Specifically, the war stemmed from Egypt's decision to expel United Nations troops from the Sinai peninsula and blockade Israel's port of Eilat, under international law a casus belli, or act of war, in addition to belligerent Arab threats to destroy Israel. Much of the above could be traced to Soviet meddling and misinformation.

Israel was not the aggressor in the 1967 War. By June 4, a military alliance of Egypt, Syria, Jordan and Iraq mobilized nearly 250,000 troops, 2,000 tanks and 700 aircraft on its borders. After weeks of Arab threats and aggression, Israel - a country the size of New Jersey with a population then of about 2 million - pre-empted encirclement with strikes against Egyptian and Syrian forces.

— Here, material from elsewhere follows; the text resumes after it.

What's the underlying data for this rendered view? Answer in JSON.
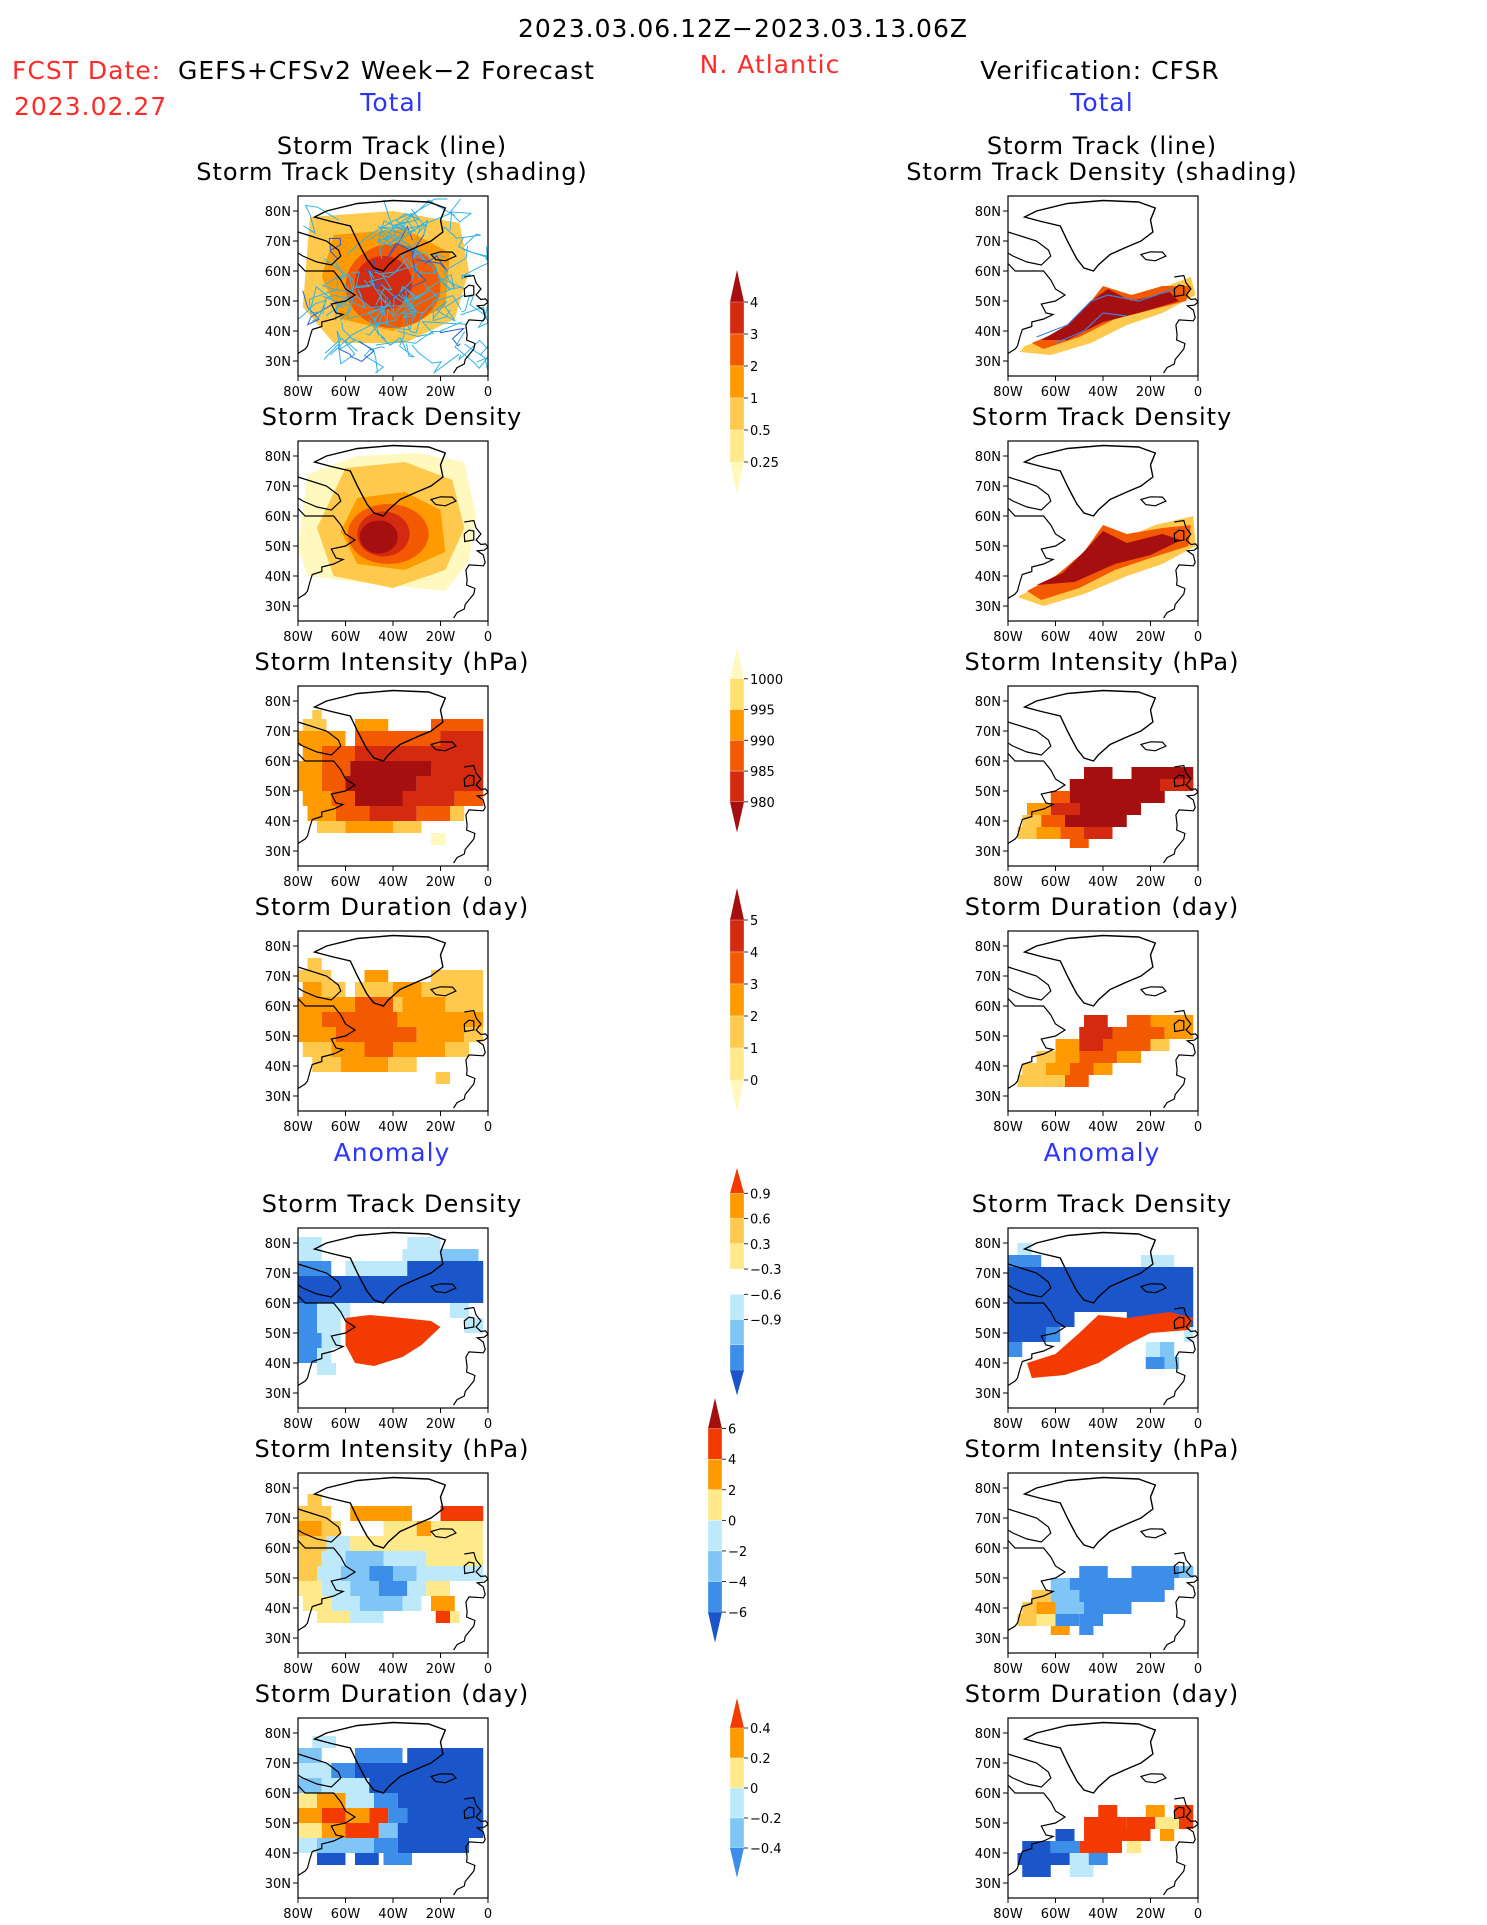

Did the Arab encirclement mean war? In 1964, Egyptian President Gamal Abdel Nasser declared that "the danger of Israel lies in the very existence of Israel." Syria simultaneously shelled Israeli farms and towns from the Golan Heights. Syrian attacks grew more intense in 1965 and 1966, as did Egyptian rhetoric. Mr. Nasser stated, "[W]e aim at the destruction of the state of Israel." Arab terrorist infiltrations and attacks against Israel increased.

By May 1967, Egypt expelled U.N. peacekeeping personnel from the Sinai Peninsula. On May 20, Syrian Defense Minister Hafez al-Assad stressed that "the time has come to enter into a battle of annihilation." On May 22, in an act of war, Egypt closed the international Straits of Tiran to Israeli shipping. On May 28, Mr. Nasser declared that "we will not accept any ... coexistence with Israel." Israeli forces, after being on high alert for three weeks waiting futilely for international diplomacy to resolve the threat, attacked on June 5. The reason for attacking? To preempt potential annihilation.

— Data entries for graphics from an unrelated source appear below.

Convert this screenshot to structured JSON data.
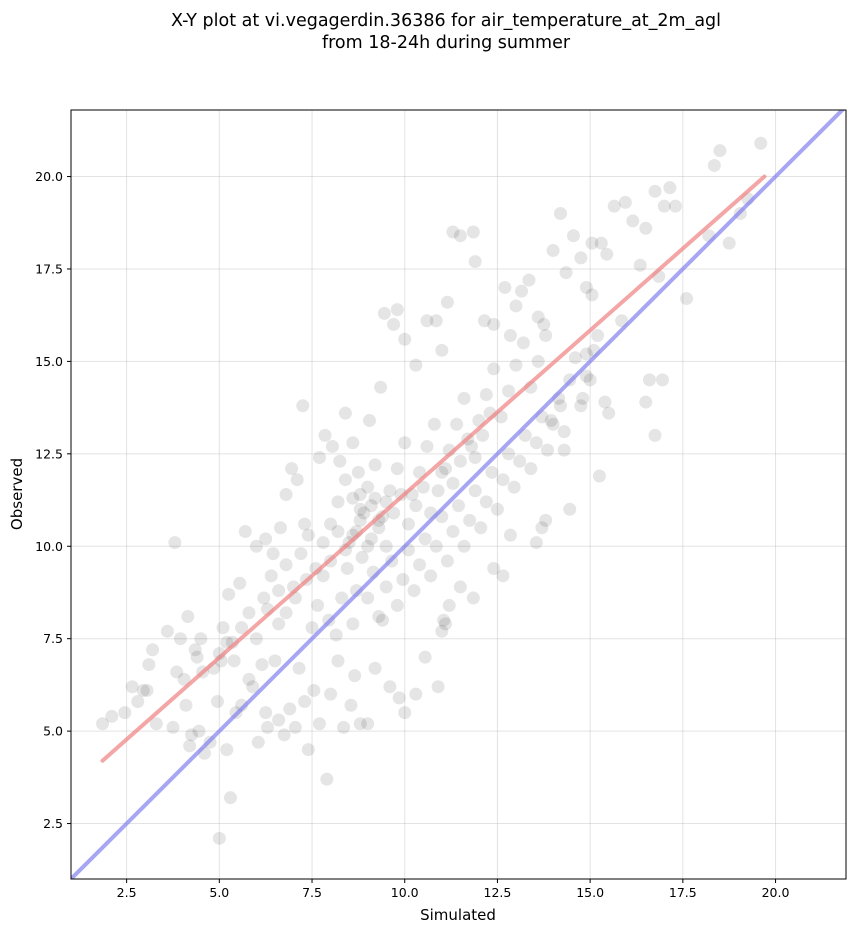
{
  "chart_data": {
    "type": "scatter",
    "title_line1": "X-Y plot at vi.vegagerdin.36386 for air_temperature_at_2m_agl",
    "title_line2": "from 18-24h during summer",
    "xlabel": "Simulated",
    "ylabel": "Observed",
    "xlim": [
      1.0,
      21.9
    ],
    "ylim": [
      1.0,
      21.8
    ],
    "xticks": [
      2.5,
      5.0,
      7.5,
      10.0,
      12.5,
      15.0,
      17.5,
      20.0
    ],
    "yticks": [
      2.5,
      5.0,
      7.5,
      10.0,
      12.5,
      15.0,
      17.5,
      20.0
    ],
    "xtick_labels": [
      "2.5",
      "5.0",
      "7.5",
      "10.0",
      "12.5",
      "15.0",
      "17.5",
      "20.0"
    ],
    "ytick_labels": [
      "2.5",
      "5.0",
      "7.5",
      "10.0",
      "12.5",
      "15.0",
      "17.5",
      "20.0"
    ],
    "grid": true,
    "point_color": "#000000",
    "point_opacity": 0.1,
    "series": [
      {
        "values": [
          [
            1.85,
            5.2
          ],
          [
            2.1,
            5.4
          ],
          [
            2.45,
            5.5
          ],
          [
            2.65,
            6.2
          ],
          [
            2.8,
            5.8
          ],
          [
            2.95,
            6.1
          ],
          [
            3.1,
            6.8
          ],
          [
            3.2,
            7.2
          ],
          [
            3.05,
            6.1
          ],
          [
            3.3,
            5.2
          ],
          [
            3.6,
            7.7
          ],
          [
            3.75,
            5.1
          ],
          [
            3.85,
            6.6
          ],
          [
            3.95,
            7.5
          ],
          [
            4.1,
            5.7
          ],
          [
            4.15,
            8.1
          ],
          [
            4.2,
            4.6
          ],
          [
            4.35,
            7.2
          ],
          [
            4.5,
            7.5
          ],
          [
            4.55,
            6.6
          ],
          [
            4.45,
            5.0
          ],
          [
            4.6,
            4.4
          ],
          [
            4.75,
            4.7
          ],
          [
            4.85,
            6.7
          ],
          [
            4.95,
            5.8
          ],
          [
            5.0,
            2.1
          ],
          [
            5.1,
            7.8
          ],
          [
            5.2,
            4.5
          ],
          [
            5.3,
            3.2
          ],
          [
            5.45,
            5.5
          ],
          [
            5.25,
            8.7
          ],
          [
            5.55,
            9.0
          ],
          [
            5.7,
            10.4
          ],
          [
            5.8,
            6.4
          ],
          [
            3.8,
            10.1
          ],
          [
            4.25,
            4.9
          ],
          [
            4.05,
            6.4
          ],
          [
            4.4,
            7.0
          ],
          [
            5.05,
            6.9
          ],
          [
            5.35,
            7.4
          ],
          [
            5.6,
            5.7
          ],
          [
            5.9,
            6.2
          ],
          [
            6.05,
            4.7
          ],
          [
            6.15,
            6.8
          ],
          [
            6.25,
            5.5
          ],
          [
            6.3,
            5.1
          ],
          [
            6.5,
            6.9
          ],
          [
            6.6,
            5.3
          ],
          [
            6.75,
            4.9
          ],
          [
            6.9,
            5.6
          ],
          [
            7.05,
            5.1
          ],
          [
            7.15,
            6.7
          ],
          [
            7.25,
            13.8
          ],
          [
            7.3,
            5.8
          ],
          [
            7.4,
            4.5
          ],
          [
            7.55,
            6.1
          ],
          [
            7.7,
            5.2
          ],
          [
            7.9,
            3.7
          ],
          [
            8.0,
            6.0
          ],
          [
            8.2,
            6.9
          ],
          [
            8.35,
            5.1
          ],
          [
            8.55,
            5.7
          ],
          [
            8.65,
            6.5
          ],
          [
            8.8,
            5.2
          ],
          [
            9.0,
            5.2
          ],
          [
            9.2,
            6.7
          ],
          [
            9.4,
            8.0
          ],
          [
            9.6,
            6.2
          ],
          [
            9.85,
            5.9
          ],
          [
            10.0,
            5.5
          ],
          [
            10.3,
            6.0
          ],
          [
            10.55,
            7.0
          ],
          [
            10.9,
            6.2
          ],
          [
            11.05,
            8.0
          ],
          [
            7.7,
            12.4
          ],
          [
            7.85,
            13.0
          ],
          [
            8.05,
            12.7
          ],
          [
            8.25,
            12.3
          ],
          [
            8.4,
            13.6
          ],
          [
            8.6,
            12.8
          ],
          [
            8.75,
            12.0
          ],
          [
            9.05,
            13.4
          ],
          [
            9.35,
            14.3
          ],
          [
            9.45,
            16.3
          ],
          [
            9.7,
            16.0
          ],
          [
            9.8,
            16.4
          ],
          [
            10.0,
            15.6
          ],
          [
            10.3,
            14.9
          ],
          [
            10.6,
            16.1
          ],
          [
            10.85,
            16.1
          ],
          [
            11.0,
            15.3
          ],
          [
            11.15,
            16.6
          ],
          [
            11.3,
            18.5
          ],
          [
            11.5,
            18.4
          ],
          [
            11.85,
            18.5
          ],
          [
            11.9,
            17.7
          ],
          [
            12.15,
            16.1
          ],
          [
            12.4,
            16.0
          ],
          [
            12.7,
            17.0
          ],
          [
            12.85,
            15.7
          ],
          [
            13.0,
            16.5
          ],
          [
            13.15,
            16.9
          ],
          [
            13.35,
            17.2
          ],
          [
            13.6,
            16.2
          ],
          [
            13.75,
            16.0
          ],
          [
            14.0,
            18.0
          ],
          [
            14.2,
            19.0
          ],
          [
            14.35,
            17.4
          ],
          [
            14.55,
            18.4
          ],
          [
            14.75,
            17.8
          ],
          [
            14.9,
            17.0
          ],
          [
            15.05,
            18.2
          ],
          [
            15.3,
            18.2
          ],
          [
            15.45,
            17.9
          ],
          [
            15.65,
            19.2
          ],
          [
            15.95,
            19.3
          ],
          [
            16.15,
            18.8
          ],
          [
            16.35,
            17.6
          ],
          [
            16.5,
            18.6
          ],
          [
            16.75,
            19.6
          ],
          [
            16.85,
            17.3
          ],
          [
            17.0,
            19.2
          ],
          [
            17.15,
            19.7
          ],
          [
            17.3,
            19.2
          ],
          [
            17.6,
            16.7
          ],
          [
            18.2,
            18.4
          ],
          [
            18.35,
            20.3
          ],
          [
            18.5,
            20.7
          ],
          [
            18.75,
            18.2
          ],
          [
            19.05,
            19.0
          ],
          [
            19.25,
            19.4
          ],
          [
            19.6,
            20.9
          ],
          [
            15.25,
            11.9
          ],
          [
            15.5,
            13.6
          ],
          [
            15.4,
            13.9
          ],
          [
            16.5,
            13.9
          ],
          [
            16.6,
            14.5
          ],
          [
            16.75,
            13.0
          ],
          [
            16.95,
            14.5
          ],
          [
            14.45,
            11.0
          ],
          [
            14.3,
            12.6
          ],
          [
            13.8,
            10.7
          ],
          [
            13.55,
            10.1
          ],
          [
            13.7,
            10.5
          ],
          [
            12.85,
            10.3
          ],
          [
            12.4,
            9.4
          ],
          [
            12.65,
            9.2
          ],
          [
            11.85,
            8.6
          ],
          [
            11.5,
            8.9
          ],
          [
            11.0,
            7.7
          ],
          [
            11.1,
            7.9
          ],
          [
            11.2,
            8.4
          ],
          [
            15.85,
            16.1
          ],
          [
            15.0,
            14.5
          ],
          [
            14.8,
            14.0
          ],
          [
            15.05,
            16.8
          ],
          [
            14.9,
            15.2
          ],
          [
            15.2,
            15.7
          ],
          [
            14.2,
            13.8
          ],
          [
            13.95,
            13.4
          ],
          [
            6.0,
            10.0
          ],
          [
            6.25,
            10.2
          ],
          [
            6.45,
            9.8
          ],
          [
            6.65,
            10.5
          ],
          [
            6.8,
            11.4
          ],
          [
            6.95,
            12.1
          ],
          [
            7.1,
            11.8
          ],
          [
            7.3,
            10.6
          ],
          [
            6.3,
            8.3
          ],
          [
            6.6,
            8.8
          ],
          [
            6.8,
            8.2
          ],
          [
            7.05,
            8.6
          ],
          [
            7.35,
            9.1
          ],
          [
            7.5,
            7.8
          ],
          [
            7.65,
            8.4
          ],
          [
            7.8,
            9.2
          ],
          [
            7.95,
            8.0
          ],
          [
            8.15,
            7.6
          ],
          [
            8.3,
            8.6
          ],
          [
            8.45,
            9.4
          ],
          [
            8.6,
            7.9
          ],
          [
            8.7,
            8.8
          ],
          [
            8.85,
            9.7
          ],
          [
            9.0,
            8.6
          ],
          [
            9.15,
            9.3
          ],
          [
            9.3,
            8.1
          ],
          [
            9.5,
            8.9
          ],
          [
            9.65,
            9.6
          ],
          [
            9.8,
            8.4
          ],
          [
            9.95,
            9.1
          ],
          [
            10.1,
            9.9
          ],
          [
            10.25,
            8.8
          ],
          [
            10.4,
            9.5
          ],
          [
            10.55,
            10.2
          ],
          [
            10.7,
            9.2
          ],
          [
            10.85,
            10.0
          ],
          [
            11.0,
            10.8
          ],
          [
            11.15,
            9.6
          ],
          [
            11.3,
            10.4
          ],
          [
            11.45,
            11.1
          ],
          [
            11.6,
            10.0
          ],
          [
            11.75,
            10.7
          ],
          [
            11.9,
            11.5
          ],
          [
            12.05,
            10.5
          ],
          [
            12.2,
            11.2
          ],
          [
            12.35,
            12.0
          ],
          [
            12.5,
            11.0
          ],
          [
            12.65,
            11.8
          ],
          [
            12.8,
            12.5
          ],
          [
            12.95,
            11.6
          ],
          [
            13.1,
            12.3
          ],
          [
            13.25,
            13.0
          ],
          [
            13.4,
            12.1
          ],
          [
            13.55,
            12.8
          ],
          [
            13.7,
            13.5
          ],
          [
            13.85,
            12.6
          ],
          [
            14.0,
            13.3
          ],
          [
            14.15,
            14.0
          ],
          [
            14.3,
            13.1
          ],
          [
            14.45,
            14.5
          ],
          [
            14.6,
            15.1
          ],
          [
            14.75,
            13.8
          ],
          [
            14.9,
            14.6
          ],
          [
            15.1,
            15.3
          ],
          [
            8.0,
            10.6
          ],
          [
            8.2,
            11.2
          ],
          [
            8.4,
            11.8
          ],
          [
            8.6,
            10.3
          ],
          [
            8.8,
            11.0
          ],
          [
            9.0,
            11.6
          ],
          [
            9.2,
            12.2
          ],
          [
            9.4,
            10.8
          ],
          [
            9.6,
            11.5
          ],
          [
            9.8,
            12.1
          ],
          [
            10.0,
            12.8
          ],
          [
            10.2,
            11.4
          ],
          [
            10.4,
            12.0
          ],
          [
            10.6,
            12.7
          ],
          [
            10.8,
            13.3
          ],
          [
            11.0,
            12.0
          ],
          [
            11.2,
            12.6
          ],
          [
            11.4,
            13.3
          ],
          [
            11.6,
            14.0
          ],
          [
            11.8,
            12.7
          ],
          [
            12.0,
            13.4
          ],
          [
            12.2,
            14.1
          ],
          [
            12.4,
            14.8
          ],
          [
            12.6,
            13.5
          ],
          [
            12.8,
            14.2
          ],
          [
            13.0,
            14.9
          ],
          [
            13.2,
            15.5
          ],
          [
            13.4,
            14.3
          ],
          [
            13.6,
            15.0
          ],
          [
            13.8,
            15.7
          ],
          [
            8.5,
            10.1
          ],
          [
            8.7,
            10.4
          ],
          [
            8.9,
            10.9
          ],
          [
            9.1,
            10.2
          ],
          [
            9.3,
            10.7
          ],
          [
            9.5,
            11.2
          ],
          [
            9.1,
            11.1
          ],
          [
            9.3,
            10.5
          ],
          [
            9.5,
            10.0
          ],
          [
            9.7,
            10.9
          ],
          [
            9.9,
            11.4
          ],
          [
            10.1,
            10.6
          ],
          [
            10.3,
            11.1
          ],
          [
            10.5,
            11.6
          ],
          [
            10.7,
            10.9
          ],
          [
            10.9,
            11.5
          ],
          [
            11.1,
            12.1
          ],
          [
            11.3,
            11.7
          ],
          [
            11.5,
            12.3
          ],
          [
            11.7,
            12.9
          ],
          [
            11.9,
            12.4
          ],
          [
            12.1,
            13.0
          ],
          [
            12.3,
            13.6
          ],
          [
            9.0,
            10.0
          ],
          [
            9.2,
            11.3
          ],
          [
            8.8,
            11.4
          ],
          [
            5.0,
            7.1
          ],
          [
            5.2,
            7.4
          ],
          [
            5.4,
            6.9
          ],
          [
            5.6,
            7.8
          ],
          [
            5.8,
            8.2
          ],
          [
            6.0,
            7.5
          ],
          [
            6.2,
            8.6
          ],
          [
            6.4,
            9.2
          ],
          [
            6.6,
            7.9
          ],
          [
            6.8,
            9.5
          ],
          [
            7.0,
            8.9
          ],
          [
            7.2,
            9.8
          ],
          [
            7.4,
            10.3
          ],
          [
            7.6,
            9.4
          ],
          [
            7.8,
            10.1
          ],
          [
            8.0,
            9.6
          ],
          [
            8.2,
            10.4
          ],
          [
            8.4,
            9.9
          ],
          [
            8.6,
            11.3
          ],
          [
            8.8,
            10.7
          ]
        ]
      }
    ],
    "lines": [
      {
        "color": "#f08080",
        "opacity": 0.7,
        "points": [
          [
            1.85,
            4.2
          ],
          [
            19.7,
            20.0
          ]
        ]
      },
      {
        "color": "#8080f0",
        "opacity": 0.7,
        "points": [
          [
            1.0,
            1.0
          ],
          [
            21.9,
            21.9
          ]
        ]
      }
    ]
  }
}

Narrator teams up with Palestinian to warn Israel
 
The segment concludes with propagandistic warnings of Palestinian violence against the Jewish state: “The Palestinian people will not keep silent forever. If the Israelis continue their unwise policy, they will pay very high price. That is more violence” (Abdel Rahman Tamimi).
 
Narrator: “The conflict here is a warning of what can happen when one population controls the water of another.”
 
The fact that National Geographic is in step with Palestinian anti-Israel propaganda should come as no surprise considering previous NG biased reports.
 
Viewers should have been informed that Israel has greatly benefited the West Bank Arabs access to water. A widely acclaimed scholarly book shows that “In June 1967, only four of the West Bank's 708 cities and towns had running water” and “scarcely ten percent of the West Bank population ... were connected to a modern plumbing system.” Now, 96 percent of Palestinian Arabs in the West Bank have “running water piped to their homes.” (Let There Be Water, Seth Siegel [businessman, lawyer, member of the Council on Foreign Relations], St. Martin's Press, 2015).